C’est donc en 2003 que le productif duo The Neptunes trouvera le temps de nous sortir cette compilation, entre le premier album de leur groupe N.E.R.D. et le premier essai solo de Pharrell. Ce projet arrivera finalement dans la foulée de la création de leur label Star Trak et fera bien évidemment la part belle aux artistes de cette structure musicale avec le duo Clipse, Kelis, Roscoe P. Chain, Fam-Lay, Supercat ou encore Spymob. Un disque qui va bien au-delà des frontières du Rap et du R&B pour flirter avec la Pop et le Rock dans un style évidemment Neptunien. Chad Hugo et Pharrell Williams exploreront un large spectre de sonorité et ce dernier signera son premier grand tube au micro avec le single « Frontin » en compagnie de Jay-Z. Des poids lourds comme Snoop Dogg, Ludacris, Nelly et Busta Rhymes viendront remercier les Tunes pour leurs hits mais c’est bien le déjanté « Pop Shit » avec Ol’ Dirty Bastard qui me vient toujours en premier à l’esprit quand je repense à ce projet.

The Alchemist – 1st Infantry

Sortie : 29 juin 2004

Si aujourd’hui le nom d’Alchemist peut être citer sans problème aux côtés des plus grands producteurs qu’ait connu le Hip Hop. En 2004, ALC n’est à l’époque qu’un super beatmaker qui espère encore marquer sur la durée le rap game. Avec déjà des placements intéressants sur de gros projets, Alan Maman souhaitera accentuer encore un peu plus son influence avec un album mémorable. Ce sera chose faite avec ce 1st Infantry qui regroupera tout ce qui fera son succès et sa longévité par la suite. Un disque complet porté par ce single accrocheur « Hold You Down » avec Prodigy, Nina Sky et Illa Ghee. Le membre de Mobb Deep, toujours en grande forme, qu’on retrouvera à trois autres reprises en compagnie de son compère Havoc, Nas et aussi The Game sur le fameux « Dead Bodies ». Pour rester dans les beats marquants, la palme d’or est attribuée pour moi à l’hypnotique « Boost The Crime Rate » de J-Hood et Sheek Louch qui me traumatise encore aujourd’hui. Mention spéciale également pour les prestations de Lloyd Banks et Devin The Dude sur « Bangers » et « Where Can You Go ». Bref, un grand projet signé A-A-A-A-Alchemist !
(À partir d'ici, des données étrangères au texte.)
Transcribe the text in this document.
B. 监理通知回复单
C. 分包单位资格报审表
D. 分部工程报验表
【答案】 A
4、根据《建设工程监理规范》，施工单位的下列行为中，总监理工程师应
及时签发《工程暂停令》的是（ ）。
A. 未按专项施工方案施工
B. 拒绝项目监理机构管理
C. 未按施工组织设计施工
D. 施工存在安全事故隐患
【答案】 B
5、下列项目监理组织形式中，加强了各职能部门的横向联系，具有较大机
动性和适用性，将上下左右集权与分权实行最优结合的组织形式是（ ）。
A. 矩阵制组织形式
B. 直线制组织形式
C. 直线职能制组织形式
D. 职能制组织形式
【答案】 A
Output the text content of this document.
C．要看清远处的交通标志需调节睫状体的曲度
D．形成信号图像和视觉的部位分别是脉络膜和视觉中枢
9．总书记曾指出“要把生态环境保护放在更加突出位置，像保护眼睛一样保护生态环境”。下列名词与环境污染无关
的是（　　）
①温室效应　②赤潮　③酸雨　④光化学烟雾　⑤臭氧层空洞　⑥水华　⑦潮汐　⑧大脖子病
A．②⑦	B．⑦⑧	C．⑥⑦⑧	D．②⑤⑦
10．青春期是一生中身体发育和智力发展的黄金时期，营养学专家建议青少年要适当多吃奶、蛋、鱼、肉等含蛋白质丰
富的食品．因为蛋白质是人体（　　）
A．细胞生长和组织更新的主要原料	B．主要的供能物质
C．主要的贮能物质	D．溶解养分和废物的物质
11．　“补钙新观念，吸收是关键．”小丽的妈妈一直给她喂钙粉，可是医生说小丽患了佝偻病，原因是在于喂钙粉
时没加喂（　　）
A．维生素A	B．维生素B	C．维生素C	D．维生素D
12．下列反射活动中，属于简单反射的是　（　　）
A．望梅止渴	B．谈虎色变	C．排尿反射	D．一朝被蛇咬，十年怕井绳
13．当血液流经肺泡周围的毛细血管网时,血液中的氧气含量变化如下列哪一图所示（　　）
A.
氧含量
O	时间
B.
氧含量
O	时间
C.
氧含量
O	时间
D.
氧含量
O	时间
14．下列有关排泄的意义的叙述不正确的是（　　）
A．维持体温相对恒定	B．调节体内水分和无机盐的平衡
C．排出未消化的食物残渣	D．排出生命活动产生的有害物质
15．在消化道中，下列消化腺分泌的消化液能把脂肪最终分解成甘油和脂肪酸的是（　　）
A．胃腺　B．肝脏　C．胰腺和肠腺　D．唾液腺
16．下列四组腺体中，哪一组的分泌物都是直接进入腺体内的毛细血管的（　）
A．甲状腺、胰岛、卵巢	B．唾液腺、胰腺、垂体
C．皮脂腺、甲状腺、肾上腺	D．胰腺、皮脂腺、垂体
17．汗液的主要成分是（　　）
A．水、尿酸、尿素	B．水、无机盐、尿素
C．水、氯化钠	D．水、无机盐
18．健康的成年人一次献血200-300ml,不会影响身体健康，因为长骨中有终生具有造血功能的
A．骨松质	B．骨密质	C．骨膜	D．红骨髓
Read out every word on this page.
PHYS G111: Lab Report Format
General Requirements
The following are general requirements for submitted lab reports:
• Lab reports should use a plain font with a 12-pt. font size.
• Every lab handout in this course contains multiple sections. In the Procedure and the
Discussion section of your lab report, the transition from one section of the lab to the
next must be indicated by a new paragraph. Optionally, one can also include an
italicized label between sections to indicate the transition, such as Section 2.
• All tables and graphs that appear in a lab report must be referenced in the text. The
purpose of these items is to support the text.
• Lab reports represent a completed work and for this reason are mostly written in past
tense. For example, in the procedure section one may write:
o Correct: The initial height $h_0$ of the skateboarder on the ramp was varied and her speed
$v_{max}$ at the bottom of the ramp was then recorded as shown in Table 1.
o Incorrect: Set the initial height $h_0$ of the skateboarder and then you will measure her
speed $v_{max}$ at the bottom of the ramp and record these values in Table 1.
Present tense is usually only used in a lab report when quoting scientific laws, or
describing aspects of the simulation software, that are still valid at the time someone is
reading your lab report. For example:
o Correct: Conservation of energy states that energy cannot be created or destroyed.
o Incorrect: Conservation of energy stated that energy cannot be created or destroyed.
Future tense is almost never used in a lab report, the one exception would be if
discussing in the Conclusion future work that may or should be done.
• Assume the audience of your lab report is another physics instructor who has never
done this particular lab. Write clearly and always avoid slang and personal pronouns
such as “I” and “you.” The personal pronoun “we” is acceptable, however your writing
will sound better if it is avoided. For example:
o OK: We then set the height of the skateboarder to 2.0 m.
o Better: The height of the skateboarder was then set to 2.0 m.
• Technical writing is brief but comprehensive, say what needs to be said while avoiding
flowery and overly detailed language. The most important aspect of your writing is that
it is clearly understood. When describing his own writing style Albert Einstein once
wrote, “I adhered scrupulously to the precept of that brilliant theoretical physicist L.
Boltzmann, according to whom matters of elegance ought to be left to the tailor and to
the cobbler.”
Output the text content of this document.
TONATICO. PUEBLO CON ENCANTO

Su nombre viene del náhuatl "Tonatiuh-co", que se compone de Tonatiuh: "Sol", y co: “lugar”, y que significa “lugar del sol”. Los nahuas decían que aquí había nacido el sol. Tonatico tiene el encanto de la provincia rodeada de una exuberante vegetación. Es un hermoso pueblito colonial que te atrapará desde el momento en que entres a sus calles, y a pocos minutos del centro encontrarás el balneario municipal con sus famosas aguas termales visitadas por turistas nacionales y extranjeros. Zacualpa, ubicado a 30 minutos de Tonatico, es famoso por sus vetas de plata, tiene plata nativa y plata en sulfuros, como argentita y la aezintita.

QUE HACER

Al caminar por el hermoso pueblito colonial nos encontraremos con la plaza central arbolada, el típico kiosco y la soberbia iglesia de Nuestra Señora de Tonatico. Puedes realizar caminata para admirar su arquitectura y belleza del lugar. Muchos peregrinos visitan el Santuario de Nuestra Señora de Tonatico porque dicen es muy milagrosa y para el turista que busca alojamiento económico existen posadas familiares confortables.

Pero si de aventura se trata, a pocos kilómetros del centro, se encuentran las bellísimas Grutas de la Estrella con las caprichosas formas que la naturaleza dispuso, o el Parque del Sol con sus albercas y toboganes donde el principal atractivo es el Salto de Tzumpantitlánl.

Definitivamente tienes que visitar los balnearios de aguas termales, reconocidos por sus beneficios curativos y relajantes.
Get Large – Please… Believe It!!!

Sortie : 26 octobre 2004

Get Large est un duo de beatmakers Français composé de Dam’s et Sla auquel il ne faut surtout pas oublier d’y associer 6, DJ et co-créateur du label Get Large Recordz. Rapidement ils se feront un nom à New York avec un style qui collera parfaitement à l’époque, sous fond de samples Soul avec des voix pitchés ultra-efficaces. Le casting aligné sera un testament de la scène New Yorkaise du début des années 2000 avec un peu de tout. On surfera entre du Wu (Ghostface, Killah Priest, Hell Razah), du Dipset (Juelz Santana, JR Writer), de l’Infamous (Havoc, Godfather Pt. III) et d’autres références comme Tragedy Khadafi, Masta Ace, Styles P, Blaq Poet et Ali Vegas. Des morceaux marquants, il n’en manquera pas sur cette compilation. Difficile de résister à des titres comme « U And Me » du trio Chryme Fam ou « Pimp The Game » de Sacario (même voix que Jigga). Tout comme ce « Live It Up » d’Havoc, Synysta et Tragedy Khadafi qui sample habillement le « Mais dans la lumière » de Mike Brant, quelques années avant le fameux « Crack a Bottle » d’Eminem, Dr. Dre et 50 Cent. Du très bon Made in France et l’une de mes compil’ préférées de cette liste.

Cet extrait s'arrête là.